A more elevated and inspiring ambiance is generated in “Creators” by Tomaš Petràsek. During the voyage on board the Stephen Hawking spaceship, two scientists—the physicist and astrobiologist—discuss the issue of the origin of wormwholes. In this Vernesque short story, a question of the limits of science and the legitimacy of religion is raised, but without unnecessary mockery or heated arguments. The dialog between the two characters flows smoothly as both men, differing in space-travel experience and personal views are led by mutual hope to finally establish and comprehend the origin of the wormholes. As the journey into the dangerous unknown proceeds, the characters are led to a discovery more important than the wormwholes themselves, as reaching into the perception of science and religion enables them to comprehend their own limitations, as well as the limitations of the world that sent them on a mission. Very philosophical but devoid of loftiness, the story proves that our own expectations are never capable of withstanding a clash with a revelation reality has in store for us.

The story crowning the anthology, “The Symphony of Ice and Dust” by Julie Novakova, reveals that facing a revelation may lead to the discovery that the past, even one that does not belong to us, may weave into our own time. The story tentatively introduces the characters of Chiara, an Aesthete for whom “[f]eeling, sensing and imagining things was her job” (136), and Jurriaan, whose whole universe starts and ends in music. Their voyage into space on board the Orpheus leads them to the discovery that would move their hearts and minds. Coming to the surface of Sedna, they uncover an old ship with the bodies of two astronauts, Theodora and Dimitri, who died on its surface a few hundred centuries earlier. The investigation of the file found in the wreckage takes Chiara and Jurrianan back to the tragic expedition, revealing the details of the lives of humans preceding their arrival. Dramatic, incomplete and sentimental, the recordings generate feelings that awaken Jurriaan’s artistic sense, giving birth to an idea of symphony unlike any other. A story within a story, the fate of Theodora and Dimitri, the characters who truly become the protagonists of this narrative, adds dimensionality to the generic theme of spaceship exploration, turning music into an experience that outbeats the melodies born in our dreams.

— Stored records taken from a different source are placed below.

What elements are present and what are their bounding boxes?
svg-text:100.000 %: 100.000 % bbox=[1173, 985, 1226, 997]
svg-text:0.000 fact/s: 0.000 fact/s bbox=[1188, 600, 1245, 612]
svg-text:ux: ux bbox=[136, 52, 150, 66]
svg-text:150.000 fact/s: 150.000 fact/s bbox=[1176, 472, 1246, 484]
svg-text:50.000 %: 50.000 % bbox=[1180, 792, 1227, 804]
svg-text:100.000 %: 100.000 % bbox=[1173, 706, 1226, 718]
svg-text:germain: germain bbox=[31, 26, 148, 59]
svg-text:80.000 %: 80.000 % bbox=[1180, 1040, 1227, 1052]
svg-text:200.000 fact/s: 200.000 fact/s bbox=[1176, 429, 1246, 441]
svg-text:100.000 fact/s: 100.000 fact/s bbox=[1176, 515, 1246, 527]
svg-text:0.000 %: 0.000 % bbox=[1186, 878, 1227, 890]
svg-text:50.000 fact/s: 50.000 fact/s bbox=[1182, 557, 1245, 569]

This is not over yet, as apart from the stories and novellas, Novakova’s anthology whets readers appetites with some excerpts of larger narratives: Vilma Kadlečková’s “Mycelium: Part One,” Lucie Lukacovicova’s “Spark of Thought” and Hanuš Seiner’s “Hexagrammaton.” Witty, mediocre or enticing, the excerpts take the readers into different times from a distant future into 19th century Prague. Unable to be featured in the anthology due to their original length, the excerpts serve as an invitation for the reader to explore the realm of Czech science fiction which spreads beyond the book reviewed here. Although all the excerpts have been chosen to present the most enticing elements of the stories/novels advertised, not all of them, due to slow progression of plot or inadequate exposure, manage to reveal their beauty to the reader.

The richness of ideas, the postmodern eagerness to play with seemingly ossified themes gives birth to a world of dreams full of new possibilities. Morose or lighthearted, sentimental and wittily ironic, the realm of Czech science fiction as presented in Novakova’s anthology serves merely as a peek into the Unknown that is hardly a domain of one country or culture. Complex or simple, witty or utterly dull, the narratives appear as a unifying fantasy with countless scenarios which we, as humans, generate, tell and pass to other generations. Regardless of the original language of the stories included in the collection, the language of a dream proves to be an all-pervading one. With that in mind, the readers can disregard the imperfections of writing and see that the Czech dream has a potential to go beyond.